3. You just need a few miles to top off to obtain an award. If you just need a few miles or points to redeem for the trip you want, then it can be worth it even if the cent per mile isn’t fantastic.
4. You have to have the available cash to buy the miles. i don’t care how inexpensive the miles are, if you don’t currently have the disposable cash to pull the trigger, then don’t give the deal another thought.
Bottom line is don’t buy just to buy, do the math and have a plan for the miles or points that you buy. The more specific and immediate the plan the better. I have bought US Airways miles before, and probably will buy miles again if and only if doing so will clearly benefit me based on the criteria above. For example, if you have the US Airways card, it cost 55,000 miles to fly off-peak to Europe in an Envoy Suite. To purchase 56,000 miles via the current 100% bonus promo (can’t purchase 55K exactly), it would cost $1,053.50 all-in. That is a big chunk of change, but it is also a pretty decent deal to fly round trip in a lie-flat Envoy Suite to Europe and back considering economy tickets to some destinations aren’t always that much less than that amount.
…of course that is dependent on availability, the award chart not changing, etc.

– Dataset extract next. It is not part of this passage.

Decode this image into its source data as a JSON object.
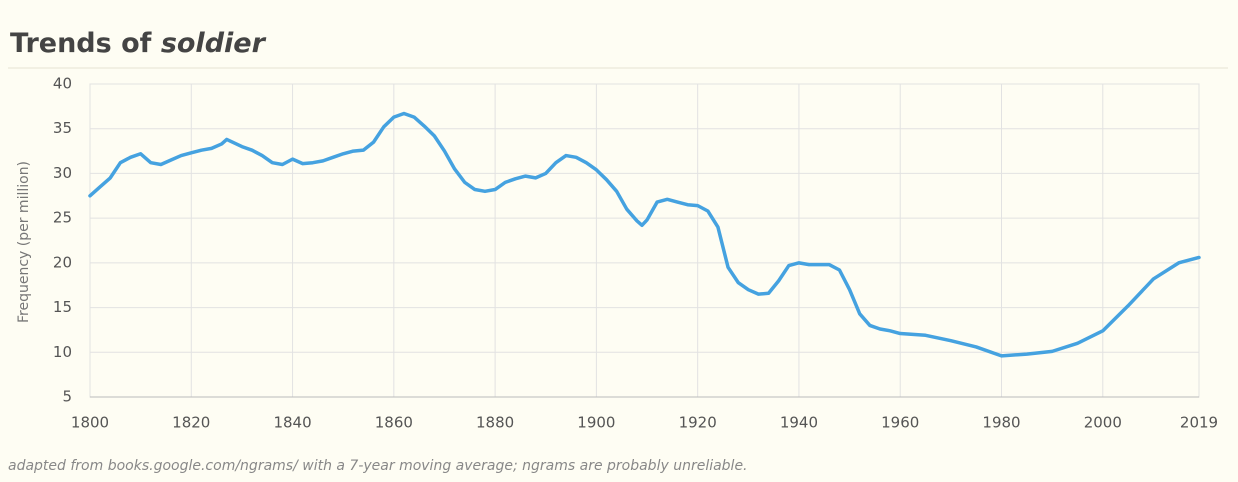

However, if the stars align correctly, it is a pretty solid deal for what I hear is a good product. One week until I find out for myself! So, there is no one-size-fits-all answer on whether or not it is a good deal to buy miles and points, just use your head. With that said, here are some of the current limited time offers:
- Purchase 1,000 to 9,000 points and get a 10% bonus
- Purchase 10,000 to 29,000 points and get a 20% bonus
- Purchase 30,000 to 40,000 points and get a 30% bonus
- With the 30% bonus, points cost approximately 1.85 cents each
- Valid through February 6, 2013
- Get 100% bonus on purchased miles (though this is targeted to some degree)
- There are some service fees/taxes, and the max number purchased is 50,000 with a 50,000 bonus
- Miles as low as 1.88 cents each all-in
- Valid through February 28, 2013
- Up to a 50% bonus on purchased miles
- If you purchase exactly 40K, 50K, or 60K miles then you get a 50% bonus on miles purchased – other amounts purchased result in a smaller bonus percentage awarded.
- Miles as low as approximately 2 cents each all-in
- Valid through February 28, 2013
For many of us getting 50,000 points or more via signing up for a credit card makes more financial sense than buying a ton of miles, but like I have said, it can make sense to purchase some miles for time to time. Do you ever like to buy points? What is the threshold at which you pull the trigger?